View this email in your browser

Release Date: 29/09/2019 | Issue: 5

"The Cloud Security Reading List" is a low volume mailing list (once per week) that highlights security-related news focused on the cloud native landscape, hand curated by Marco Lancini.

Knowing how difficult it is to stay up to date with all the different news and releases occurring in this industry, I hope this will be helpful for other people who are particularly interested in this corner of the security scenario.

This week's articles

Container Runtime Security Bypasses on Falco > A blog post describing some of the nuances of auditing Falco during security assessments, and demonstrating how to think through some bypasses.

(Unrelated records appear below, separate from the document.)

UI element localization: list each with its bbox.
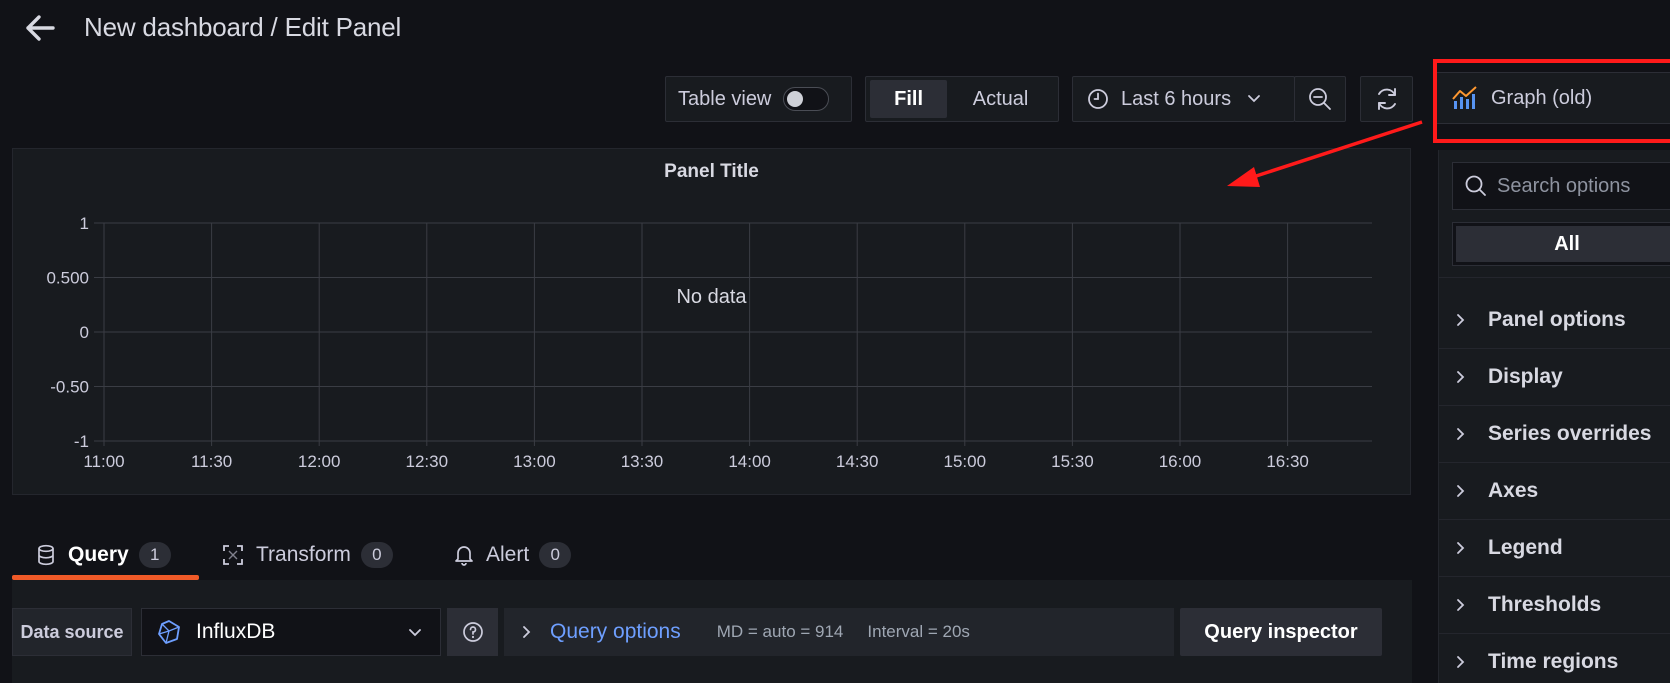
- clock-icon: [1088, 89, 1108, 109]
- y-tick-label: 1: [80, 214, 89, 233]
- influxdb-icon: [158, 620, 180, 644]
- data-source-value: InfluxDB: [196, 620, 276, 643]
- query-options-link[interactable]: Query options: [550, 620, 681, 644]
- visualization-label: Graph (old): [1491, 86, 1593, 109]
- tab-query-label: Query: [68, 543, 129, 566]
- graph-chart: 1 0.500 0 -0.50 -111:00 11:30 12:00 12:30 13:00 1…: [46, 214, 1372, 471]
- x-tick-label: 13:30: [621, 452, 664, 471]
- fill-button[interactable]: Fill: [870, 80, 948, 118]
- arrow-left-icon: [26, 15, 55, 41]
- options-section-label: Series overrides: [1488, 422, 1652, 445]
- y-tick-label: -1: [74, 432, 89, 451]
- tab-transform[interactable]: Transform 0: [222, 540, 393, 570]
- back-button[interactable]: [22, 10, 58, 46]
- chevron-right-icon: [1456, 427, 1478, 441]
- zoom-out-button[interactable]: [1294, 76, 1346, 122]
- fill-actual-toggle: Fill Actual: [865, 76, 1059, 122]
- chevron-right-icon: [1456, 598, 1478, 612]
- table-view-label: Table view: [678, 87, 772, 110]
- no-data-message: No data: [676, 286, 747, 308]
- tab-query[interactable]: Query 1: [36, 540, 171, 570]
- refresh-icon: [1377, 88, 1396, 110]
- x-tick-label: 14:30: [836, 452, 879, 471]
- visualization-picker[interactable]: Graph (old): [1436, 72, 1670, 124]
- x-tick-label: 12:30: [406, 452, 449, 471]
- graph-icon: [1452, 86, 1477, 109]
- options-section-item[interactable]: Legend: [1438, 520, 1670, 577]
- tab-query-count: 1: [138, 542, 171, 568]
- options-section-item[interactable]: Display: [1438, 349, 1670, 406]
- options-section-item[interactable]: Panel options: [1438, 292, 1670, 349]
- tab-alert-count: 0: [539, 542, 572, 568]
- search-options-field[interactable]: [1452, 162, 1670, 210]
- options-section-item[interactable]: Series overrides: [1438, 406, 1670, 463]
- chevron-right-icon: [1456, 313, 1478, 327]
- x-tick-label: 14:00: [728, 452, 771, 471]
- data-source-help-button[interactable]: [447, 608, 498, 656]
- search-icon: [1465, 175, 1486, 196]
- chevron-right-icon: [1456, 541, 1478, 555]
- x-tick-label: 12:00: [298, 452, 341, 471]
- options-section-label: Display: [1488, 365, 1563, 388]
- graph-panel: Panel Title 1 0.500 0 -0.50 -1 11:00 11:30 12:0…: [12, 148, 1411, 495]
- options-section-label: Time regions: [1488, 650, 1619, 673]
- table-view-switch[interactable]: [783, 87, 830, 111]
- chevron-right-icon: [1456, 655, 1478, 669]
- chevron-right-icon: [1456, 370, 1478, 384]
- x-tick-label: 11:00: [83, 452, 124, 471]
- max-data-points: MD = auto = 914: [716, 622, 844, 641]
- time-range-label: Last 6 hours: [1121, 87, 1232, 110]
- tab-transform-label: Transform: [256, 543, 351, 566]
- options-section-label: Thresholds: [1488, 593, 1602, 616]
- y-tick-label: -0.50: [50, 378, 89, 397]
- chevron-right-icon: [1456, 484, 1478, 498]
- chevron-down-icon: [1248, 95, 1260, 103]
- filter-all-button[interactable]: All: [1456, 226, 1670, 262]
- transform-icon: [223, 545, 243, 565]
- options-filter: All: [1452, 222, 1670, 266]
- database-icon: [38, 544, 54, 566]
- refresh-button[interactable]: [1360, 76, 1413, 122]
- data-source-label: Data source: [12, 608, 132, 656]
- tab-alert-label: Alert: [486, 543, 530, 566]
- options-section-item[interactable]: Axes: [1438, 463, 1670, 520]
- tab-transform-count: 0: [360, 542, 393, 568]
- options-section-label: Axes: [1488, 479, 1539, 502]
- bell-icon: [455, 546, 473, 566]
- x-tick-label: 13:00: [513, 452, 556, 471]
- question-circle-icon: [462, 622, 483, 642]
- options-section-item[interactable]: Thresholds: [1438, 577, 1670, 634]
- query-inspector-button[interactable]: Query inspector: [1180, 608, 1382, 656]
- divider: [1438, 277, 1670, 278]
- x-tick-label: 15:30: [1051, 452, 1094, 471]
- data-source-select[interactable]: InfluxDB: [141, 608, 441, 656]
- search-options-input[interactable]: [1497, 174, 1670, 198]
- actual-button[interactable]: Actual: [947, 80, 1054, 118]
- query-options-bar: Query options MD = auto = 914 Interval =…: [504, 608, 1174, 656]
- x-tick-label: 15:00: [944, 452, 987, 471]
- time-range-picker[interactable]: Last 6 hours: [1072, 76, 1295, 122]
- interval-value: Interval = 20s: [867, 622, 970, 641]
- options-section-item[interactable]: Time regions: [1438, 634, 1670, 683]
- y-tick-label: 0.500: [46, 269, 89, 288]
- table-view-toggle[interactable]: Table view: [665, 76, 852, 122]
- chevron-right-icon: [523, 626, 531, 638]
- x-tick-label: 11:30: [191, 452, 232, 471]
- chevron-down-icon: [409, 629, 421, 637]
- page-title: New dashboard / Edit Panel: [84, 12, 402, 42]
- options-section-label: Panel options: [1488, 308, 1626, 331]
- x-tick-label: 16:00: [1159, 452, 1202, 471]
- zoom-out-icon: [1309, 88, 1331, 110]
- y-tick-label: 0: [80, 323, 89, 342]
- options-section-label: Legend: [1488, 536, 1563, 559]
- tab-alert[interactable]: Alert 0: [454, 540, 572, 570]
- x-tick-label: 16:30: [1266, 452, 1309, 471]
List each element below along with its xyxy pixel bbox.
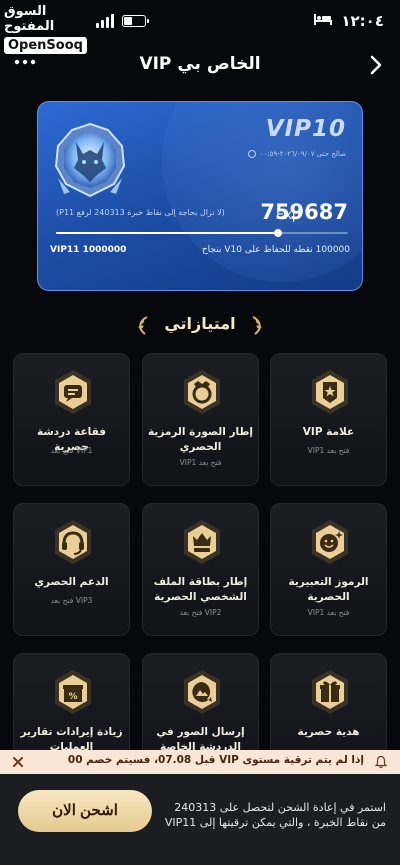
validity-text: صالح حتى ٢٠٢٦/٠٩/٠٧-٠٠:٥٩ [259,150,346,158]
emoji-icon [312,520,348,564]
privilege-name: هدية حصرية [297,726,360,738]
vip-status-card: VIP10 صالح حتى ٢٠٢٦/٠٩/٠٧-٠٠:٥٩ (لا تزال… [37,101,363,291]
privilege-avatar-frame[interactable]: إطار الصورة الرمزية الحصري فتح بعد VIP1 [142,353,259,486]
close-notice-button[interactable] [12,753,24,772]
chat-bubble-icon [55,370,91,414]
exp-progress-fill [56,232,278,234]
close-icon [13,757,23,767]
privilege-unlock: فتح بعد VIP1 [307,608,350,617]
laurel-left-icon [138,315,148,335]
bed-icon [314,14,332,25]
downgrade-notice-bar: إذا لم يتم ترقية مستوى VIP قبل 07.08، فس… [0,750,400,774]
photo-chat-icon [184,670,220,714]
wolf-crest-badge-icon [54,122,126,198]
header: VIP الخاص بي [0,44,400,88]
privilege-profile-card-frame[interactable]: إطار بطاقة الملف الشخصي الحصرية VIP2 فتح… [142,503,259,636]
privilege-vip-badge[interactable]: علامة VIP فتح بعد VIP1 [270,353,387,486]
privilege-name: الدعم الحصري [34,576,109,588]
recharge-panel: اشحن الان استمر في إعادة الشحن لتحصل على… [0,774,400,865]
card-footer: VIP11 1000000 100000 نقطه للحفاظ على V10… [50,245,350,261]
privilege-name: علامة VIP [302,426,355,438]
privilege-name: إطار بطاقة الملف الشخصي الحصرية [153,576,248,603]
privilege-unlock: VIP3 فتح بعد [50,596,93,605]
exp-progress-bar [56,229,348,237]
next-level-target: VIP11 1000000 [50,245,127,255]
page-title: VIP الخاص بي [139,54,261,74]
info-icon[interactable] [247,150,256,158]
privileges-title-text: امتيازاتي [164,314,236,333]
status-left-icons [96,14,149,28]
privilege-unlock: فتح بعد VIP1 [179,458,222,467]
privilege-chat-bubble[interactable]: فقاعة دردشة حصرية VIP1 فتح بعد [13,353,130,486]
status-time: ١٢:٠٤ [341,12,384,30]
vip-validity: صالح حتى ٢٠٢٦/٠٩/٠٧-٠٠:٥٩ [247,150,346,158]
vip-badge-icon [312,370,348,414]
bell-icon [374,755,388,769]
back-button[interactable] [366,54,386,76]
privilege-unlock: VIP2 فتح بعد [179,608,222,617]
privilege-unlock: VIP1 فتح بعد [50,446,93,455]
gift-icon [312,670,348,714]
exp-row: (لا تزال بحاجة إلى نقاط خبرة 240313 لرفع… [50,200,348,228]
recharge-now-button[interactable]: اشحن الان [18,790,152,832]
exp-value: 759687 [260,200,348,224]
status-icons [314,13,332,25]
maintain-level-text: 100000 نقطه للحفاظ على V10 بنجاح [201,245,350,255]
privileges-section-title: امتيازاتي [0,314,400,338]
notice-text: إذا لم يتم ترقية مستوى VIP قبل 07.08، فس… [67,754,364,766]
chevron-right-icon [370,55,382,75]
privilege-unlock: فتح بعد VIP1 [307,446,350,455]
headset-icon [55,520,91,564]
avatar-frame-icon [184,370,220,414]
vip-level-title: VIP10 [265,116,346,142]
laurel-right-icon [252,315,262,335]
svg-text:%: % [68,692,77,702]
signal-icon [96,14,114,28]
battery-icon [122,15,149,27]
profile-card-frame-icon [184,520,220,564]
recharge-hint-text: استمر في إعادة الشحن لتحصل على 240313 من… [164,801,386,829]
privilege-emoji[interactable]: الرموز التعبيرية الحصرية فتح بعد VIP1 [270,503,387,636]
exp-progress-marker [273,229,282,237]
exp-hint: (لا تزال بحاجة إلى نقاط خبرة 240313 لرفع… [56,208,225,217]
watermark-arabic: السوق المفتوح [4,4,55,34]
privilege-name: الرموز التعبيرية الحصرية [288,576,369,603]
privilege-name: إطار الصورة الرمزية الحصري [148,426,253,453]
privilege-support[interactable]: الدعم الحصري VIP3 فتح بعد [13,503,130,636]
revenue-gift-icon: % [55,670,91,714]
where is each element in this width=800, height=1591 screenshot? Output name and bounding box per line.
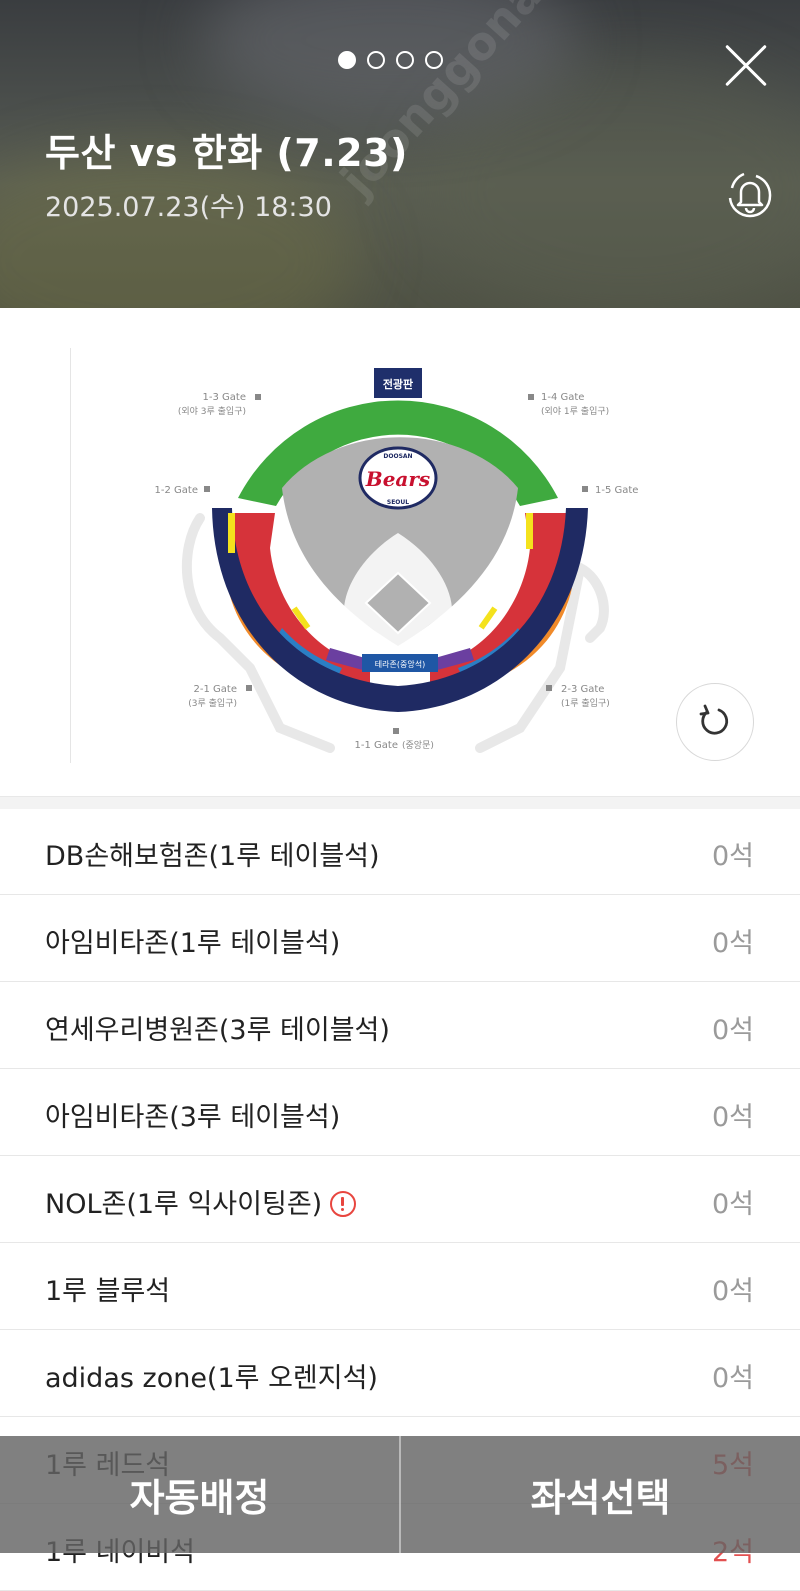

The post goes through common approaches taken while auditing runtime security tools, and, as bonus points, even provide a couple of bypasses (for terminal alert, sensitive volume alert, and privileged container alert).
The Path Less Traveled: Abusing Kubernetes Defaults > Slides from the talk @iancoldwater and @mauilion presented at Black Hat USA 2019. Takeaway: "check your assumptions, neither kubernetes nor the apps deployed on it are secure by default".
Azure Sentinel is now GA > Azure Sentinel, a cloud-native SIEM that provides intelligent security analytics at cloud scale for enterprises of all sizes and workloads, is now generally available. It is also interesting to read design considerations related to Sentinel.
Container Image Squatting in a Multi-Registry World > Another interesting piece of research by @raesene, this time on attackers squatting on common Docker Hub accounts to try and trick users into pulling malicious images. A process made somewhat easier by the fact that you can register organization names on Quay.io. Some mitigations are provided if you’re planning to adopt podman.
Abusing VPC Traffic Mirroring in AWS > PoC script by @rhinosecurity that uses AWS VPC Traffic Mirroring to mirror and exfiltrate network traffic in AWS VPCs. Malicious VPC traffic mirroring can be extremely impactful because network traffic moving around within VPCs often contains sensitive information. The likelihood of malicious VPC traffic mirroring is also very high because there are often large amounts of cleartext traffic flowing through a VPC. One reason for the common use of cleartext traffic is that before traffic mirroring, it was very unlikely that the traffic would be sniffed, so it wasn’t very risky (think ok TLS termination for NLBs). Related script: https://github.com/RhinoSecurityLabs/Cloud-Security-Research/tree/master/AWS/malmirror/.
CVE-2019-8451 Unauthorized SSRF via REST API > As pointed out by Dino: "If you're running JIRA on AWS, consider this SSRF to be RCE".
SSRF_Vulnerable_Lab > A repository that contains sample code vulnerable to Server-Side Request Forgery attacks. But, why in PHP?!
Docker apparmor bypass that fits in a tweet > Nice and compact.
How to keep your Kubernetes secrets secure in Git > If you really really really want to store your secrets within your source code, this post describes techniques useful to use Git to keep your Kubernetes secrets secure.